28/04/20

Diários da quarentena #2 - Gratidão

No início deste ano, comecei um ritual. Peguei num pequeno caderno que estava abandonado a um canto, todo em branco, e tornei-o no meu diário da gratidão. Todas as noites, salvo aquelas em que estou terrivelmente cansada ou com uma dor de cabeça que não me permite fazer nada, escrevo sobre as coisas boas daquele dia, aquilo que fiz e coisas pelas quais estou grata. Ou, caso tenha sido um dia pior, escrevo algum pensamento ou o que estou a sentir.

Muito se fala sobre o poder da gratidão, como o facto de elevar a nossa frequência energética ou o facto de nos tornar mais positivos, atentos, conscientes. Confesso que não acreditava em nada destas coisas; achava que era tudo treta e passei, aliás, anos e anos sem acreditar nestas coisas que não se vêem, como energias e forças superiores. Nem sei bem de que forma o meu mindset mudou e virou um pouco do avesso. Talvez por eu própria ter ficado virada do avesso e já não saber mais em que acreditar, achando que não teria nada a perder se desse a estas “filosofias” uma oportunidade.

Até me senti estranha no início, ridícula, até, quando comecei a escrever o tal diário.
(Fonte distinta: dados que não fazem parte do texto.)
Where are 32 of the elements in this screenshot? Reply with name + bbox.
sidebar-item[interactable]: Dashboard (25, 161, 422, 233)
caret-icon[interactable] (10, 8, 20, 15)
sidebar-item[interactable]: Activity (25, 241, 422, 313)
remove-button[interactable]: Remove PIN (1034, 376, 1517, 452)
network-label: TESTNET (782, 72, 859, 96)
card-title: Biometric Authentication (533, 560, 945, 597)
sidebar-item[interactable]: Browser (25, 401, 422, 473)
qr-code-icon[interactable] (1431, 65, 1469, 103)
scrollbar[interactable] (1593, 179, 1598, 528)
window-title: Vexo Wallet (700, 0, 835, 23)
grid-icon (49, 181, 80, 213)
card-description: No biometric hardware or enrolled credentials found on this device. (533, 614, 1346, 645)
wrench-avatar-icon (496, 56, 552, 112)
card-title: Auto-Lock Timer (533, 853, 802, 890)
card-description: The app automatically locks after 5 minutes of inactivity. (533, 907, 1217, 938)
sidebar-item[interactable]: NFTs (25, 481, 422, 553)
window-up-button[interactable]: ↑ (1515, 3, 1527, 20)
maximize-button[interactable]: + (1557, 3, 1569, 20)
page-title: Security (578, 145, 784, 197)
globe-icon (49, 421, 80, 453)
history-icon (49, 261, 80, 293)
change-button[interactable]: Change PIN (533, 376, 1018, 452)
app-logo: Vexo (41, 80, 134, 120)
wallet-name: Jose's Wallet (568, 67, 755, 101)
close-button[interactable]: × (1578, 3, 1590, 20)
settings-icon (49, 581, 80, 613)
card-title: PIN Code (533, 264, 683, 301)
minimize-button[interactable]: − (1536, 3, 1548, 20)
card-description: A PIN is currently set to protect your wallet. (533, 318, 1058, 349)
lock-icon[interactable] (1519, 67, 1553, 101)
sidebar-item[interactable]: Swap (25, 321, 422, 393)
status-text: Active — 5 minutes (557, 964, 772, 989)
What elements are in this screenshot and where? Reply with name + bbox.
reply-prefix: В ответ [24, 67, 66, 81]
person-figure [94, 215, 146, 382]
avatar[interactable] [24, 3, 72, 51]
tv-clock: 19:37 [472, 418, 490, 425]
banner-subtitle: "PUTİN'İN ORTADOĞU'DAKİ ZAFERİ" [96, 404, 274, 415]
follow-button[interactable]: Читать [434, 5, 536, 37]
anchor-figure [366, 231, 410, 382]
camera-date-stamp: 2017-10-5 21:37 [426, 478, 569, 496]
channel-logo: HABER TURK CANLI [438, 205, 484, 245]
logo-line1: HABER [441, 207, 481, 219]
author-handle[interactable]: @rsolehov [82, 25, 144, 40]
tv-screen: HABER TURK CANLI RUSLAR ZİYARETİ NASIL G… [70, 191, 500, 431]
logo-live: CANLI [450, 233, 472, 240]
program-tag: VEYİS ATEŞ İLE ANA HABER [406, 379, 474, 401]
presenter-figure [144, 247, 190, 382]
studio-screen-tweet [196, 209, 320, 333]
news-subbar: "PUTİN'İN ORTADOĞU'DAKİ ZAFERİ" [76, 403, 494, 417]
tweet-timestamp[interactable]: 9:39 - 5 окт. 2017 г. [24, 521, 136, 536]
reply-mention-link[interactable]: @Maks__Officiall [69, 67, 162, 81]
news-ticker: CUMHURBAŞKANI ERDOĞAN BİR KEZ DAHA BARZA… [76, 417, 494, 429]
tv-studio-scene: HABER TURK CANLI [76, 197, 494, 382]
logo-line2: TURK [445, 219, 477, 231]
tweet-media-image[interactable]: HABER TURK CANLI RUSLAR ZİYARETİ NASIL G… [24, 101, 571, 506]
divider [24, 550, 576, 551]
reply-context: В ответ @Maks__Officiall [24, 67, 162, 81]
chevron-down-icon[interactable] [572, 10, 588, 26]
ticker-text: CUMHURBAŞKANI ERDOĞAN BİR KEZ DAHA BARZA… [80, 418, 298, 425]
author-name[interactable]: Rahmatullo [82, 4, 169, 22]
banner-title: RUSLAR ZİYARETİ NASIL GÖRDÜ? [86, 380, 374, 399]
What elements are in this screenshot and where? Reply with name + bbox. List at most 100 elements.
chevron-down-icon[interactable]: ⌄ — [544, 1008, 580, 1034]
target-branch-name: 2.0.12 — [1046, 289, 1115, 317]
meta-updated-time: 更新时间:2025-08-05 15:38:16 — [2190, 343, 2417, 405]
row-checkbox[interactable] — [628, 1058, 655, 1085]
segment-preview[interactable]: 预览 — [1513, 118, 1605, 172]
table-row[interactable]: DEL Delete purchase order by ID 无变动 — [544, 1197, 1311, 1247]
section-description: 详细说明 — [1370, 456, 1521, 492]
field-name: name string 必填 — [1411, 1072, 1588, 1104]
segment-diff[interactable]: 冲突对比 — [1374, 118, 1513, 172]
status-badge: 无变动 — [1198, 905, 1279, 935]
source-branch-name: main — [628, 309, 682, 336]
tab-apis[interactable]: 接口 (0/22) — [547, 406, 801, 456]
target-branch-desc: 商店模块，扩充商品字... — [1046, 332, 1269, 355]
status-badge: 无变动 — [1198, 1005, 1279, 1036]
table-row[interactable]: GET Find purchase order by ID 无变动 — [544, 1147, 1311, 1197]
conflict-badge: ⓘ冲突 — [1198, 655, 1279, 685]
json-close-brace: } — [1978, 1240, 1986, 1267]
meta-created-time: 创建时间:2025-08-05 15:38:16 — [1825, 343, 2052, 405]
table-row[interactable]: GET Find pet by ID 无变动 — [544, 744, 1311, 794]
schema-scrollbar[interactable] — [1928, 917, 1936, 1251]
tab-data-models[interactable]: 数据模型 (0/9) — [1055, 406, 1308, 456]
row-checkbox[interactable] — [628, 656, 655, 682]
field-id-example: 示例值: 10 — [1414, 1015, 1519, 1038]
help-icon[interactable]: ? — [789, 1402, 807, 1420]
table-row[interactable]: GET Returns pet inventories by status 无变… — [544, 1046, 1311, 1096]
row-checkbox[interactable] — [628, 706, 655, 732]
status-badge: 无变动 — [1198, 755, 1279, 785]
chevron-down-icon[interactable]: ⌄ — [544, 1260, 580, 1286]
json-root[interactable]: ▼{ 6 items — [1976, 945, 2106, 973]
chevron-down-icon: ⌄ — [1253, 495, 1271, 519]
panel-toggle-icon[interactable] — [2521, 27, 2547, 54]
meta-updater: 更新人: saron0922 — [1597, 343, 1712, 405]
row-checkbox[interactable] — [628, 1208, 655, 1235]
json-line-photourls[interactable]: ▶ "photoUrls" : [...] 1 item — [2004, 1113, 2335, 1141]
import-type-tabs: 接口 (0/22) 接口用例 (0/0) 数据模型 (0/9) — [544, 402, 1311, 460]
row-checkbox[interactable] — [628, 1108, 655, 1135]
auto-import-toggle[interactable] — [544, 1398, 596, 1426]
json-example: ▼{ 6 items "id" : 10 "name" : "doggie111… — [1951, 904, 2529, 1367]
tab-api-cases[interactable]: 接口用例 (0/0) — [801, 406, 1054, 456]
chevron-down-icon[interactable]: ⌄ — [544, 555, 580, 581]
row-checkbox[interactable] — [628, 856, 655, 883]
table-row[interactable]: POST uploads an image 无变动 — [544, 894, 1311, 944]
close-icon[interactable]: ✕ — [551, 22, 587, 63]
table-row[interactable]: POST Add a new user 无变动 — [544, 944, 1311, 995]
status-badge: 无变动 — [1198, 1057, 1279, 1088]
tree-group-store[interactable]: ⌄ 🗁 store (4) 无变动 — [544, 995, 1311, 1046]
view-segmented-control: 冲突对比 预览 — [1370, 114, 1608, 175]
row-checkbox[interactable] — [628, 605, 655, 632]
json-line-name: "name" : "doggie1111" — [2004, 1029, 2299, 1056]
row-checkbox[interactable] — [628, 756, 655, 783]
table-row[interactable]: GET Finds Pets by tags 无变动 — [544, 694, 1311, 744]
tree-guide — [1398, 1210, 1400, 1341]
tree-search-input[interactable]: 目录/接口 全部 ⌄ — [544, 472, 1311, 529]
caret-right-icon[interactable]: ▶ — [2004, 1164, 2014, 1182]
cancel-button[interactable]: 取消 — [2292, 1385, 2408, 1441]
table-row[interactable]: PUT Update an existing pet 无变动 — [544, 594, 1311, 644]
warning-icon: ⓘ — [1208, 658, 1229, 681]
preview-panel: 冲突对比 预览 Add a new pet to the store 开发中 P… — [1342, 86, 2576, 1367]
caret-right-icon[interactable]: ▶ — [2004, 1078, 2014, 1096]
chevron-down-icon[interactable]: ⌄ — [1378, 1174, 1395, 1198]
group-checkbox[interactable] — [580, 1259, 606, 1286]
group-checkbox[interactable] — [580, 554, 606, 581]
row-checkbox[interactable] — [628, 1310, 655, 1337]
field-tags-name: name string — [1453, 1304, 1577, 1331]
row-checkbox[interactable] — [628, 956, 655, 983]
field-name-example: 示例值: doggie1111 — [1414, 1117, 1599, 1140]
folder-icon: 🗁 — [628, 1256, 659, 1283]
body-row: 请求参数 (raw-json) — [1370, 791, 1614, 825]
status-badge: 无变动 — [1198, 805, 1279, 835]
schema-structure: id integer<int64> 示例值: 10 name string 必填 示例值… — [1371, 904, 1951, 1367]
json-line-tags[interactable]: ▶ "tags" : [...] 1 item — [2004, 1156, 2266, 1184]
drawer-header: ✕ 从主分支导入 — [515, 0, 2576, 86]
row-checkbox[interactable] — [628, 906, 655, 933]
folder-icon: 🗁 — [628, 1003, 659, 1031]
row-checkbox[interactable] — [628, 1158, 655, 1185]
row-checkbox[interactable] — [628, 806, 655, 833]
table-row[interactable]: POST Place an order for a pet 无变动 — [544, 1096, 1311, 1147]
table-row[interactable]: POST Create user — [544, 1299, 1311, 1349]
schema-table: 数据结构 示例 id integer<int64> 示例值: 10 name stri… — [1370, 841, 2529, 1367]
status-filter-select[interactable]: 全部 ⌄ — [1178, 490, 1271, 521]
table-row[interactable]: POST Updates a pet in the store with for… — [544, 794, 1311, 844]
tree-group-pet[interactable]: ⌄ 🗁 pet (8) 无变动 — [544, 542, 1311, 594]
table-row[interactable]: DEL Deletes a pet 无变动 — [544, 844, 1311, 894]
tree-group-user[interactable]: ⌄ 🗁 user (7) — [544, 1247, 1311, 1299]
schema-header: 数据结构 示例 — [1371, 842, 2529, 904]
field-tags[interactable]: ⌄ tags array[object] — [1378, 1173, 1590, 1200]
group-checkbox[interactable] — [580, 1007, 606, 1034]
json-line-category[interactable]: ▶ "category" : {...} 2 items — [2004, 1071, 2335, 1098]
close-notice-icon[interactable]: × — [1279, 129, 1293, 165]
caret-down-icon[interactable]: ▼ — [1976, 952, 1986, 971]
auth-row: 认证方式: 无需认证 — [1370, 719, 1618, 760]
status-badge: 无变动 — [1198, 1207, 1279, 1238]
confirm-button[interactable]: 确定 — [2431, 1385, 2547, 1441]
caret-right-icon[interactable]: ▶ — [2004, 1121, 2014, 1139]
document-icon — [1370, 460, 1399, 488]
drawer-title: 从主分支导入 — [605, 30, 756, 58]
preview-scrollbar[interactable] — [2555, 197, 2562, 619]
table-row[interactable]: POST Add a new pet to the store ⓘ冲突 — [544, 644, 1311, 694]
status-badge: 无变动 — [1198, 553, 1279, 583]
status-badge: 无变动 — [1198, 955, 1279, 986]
No entanto, tem sido um exercício muito interessante. Sempre fui uma pessoa negativa; era-me muito difícil ser positiva e ver um lado positivo nas coisas. Mas este ritual tem-me ajudado a focar-me nas coisas boas e a dar-lhes valor, especialmente a coisas que costumamos tomar como garantidas.

Pode parecer ridículo dizer-se, por exemplo, que estou grata por poder exercitar o meu corpo, por ter tido a possibilidade de estar à beira-mar e ver o pôr-do-sol, ou por ter tido um dia de trabalho. A mim também me parecia estranho, mas, agora, é-me natural. Porque, se pensarmos bem, não são todas as pessoas que têm um corpo saudável e que podem movê-lo e fazer exercício; não são todas as pessoas que podem ir almoçar fora e que podem ver o mar todos os dias; e há muitas pessoas sem trabalho, que não têm, sequer, a hipótese de, como eu, fazer pequenos trabalhos de vez em quando. Por isso, estas coisas tão “parvas” e tão “banais” para alguns podem ser, na verdade, privilégios.



Ao tomar mais consciência destes aspectos tão banais do dia-a-dia, e que, por serem tão banais, não lhes damos o devido valor muitas das vezes, tornou-se inevitável começar a dar um especial valor a determinadas coisas durante este período de isolamento. Agora, todas as noites, eu agradeço pela saúde e pelo facto de estar bem. Agradeço por estar em casa, quando muitas pessoas não têm essa possibilidade e têm que ir trabalhar na mesma, pondo as suas vidas em risco. Agradeço, aliás, por ter uma casa, em especial uma casa onde eu adoro estar, onde me sinto segura e confortável. Agradeço por ter água quente à disposição e comida na mesa todos os dias; por não me faltar nada. Agradeço o amor e as pessoas que tenho comigo, mesmo estando elas fisicamente longe; agradeço por estarem bem, por continuarem comigo, por saber que estarão à minha espera para um abraço quando tudo isto passar. Agradeço a todas as pessoas que continuam a trabalhar, e não só aos profissionais de saúde – é que, quer dizer, quantas e quantas vezes não demos a devida importância àqueles que trabalham atrás de balcões ou em caixas do supermercado?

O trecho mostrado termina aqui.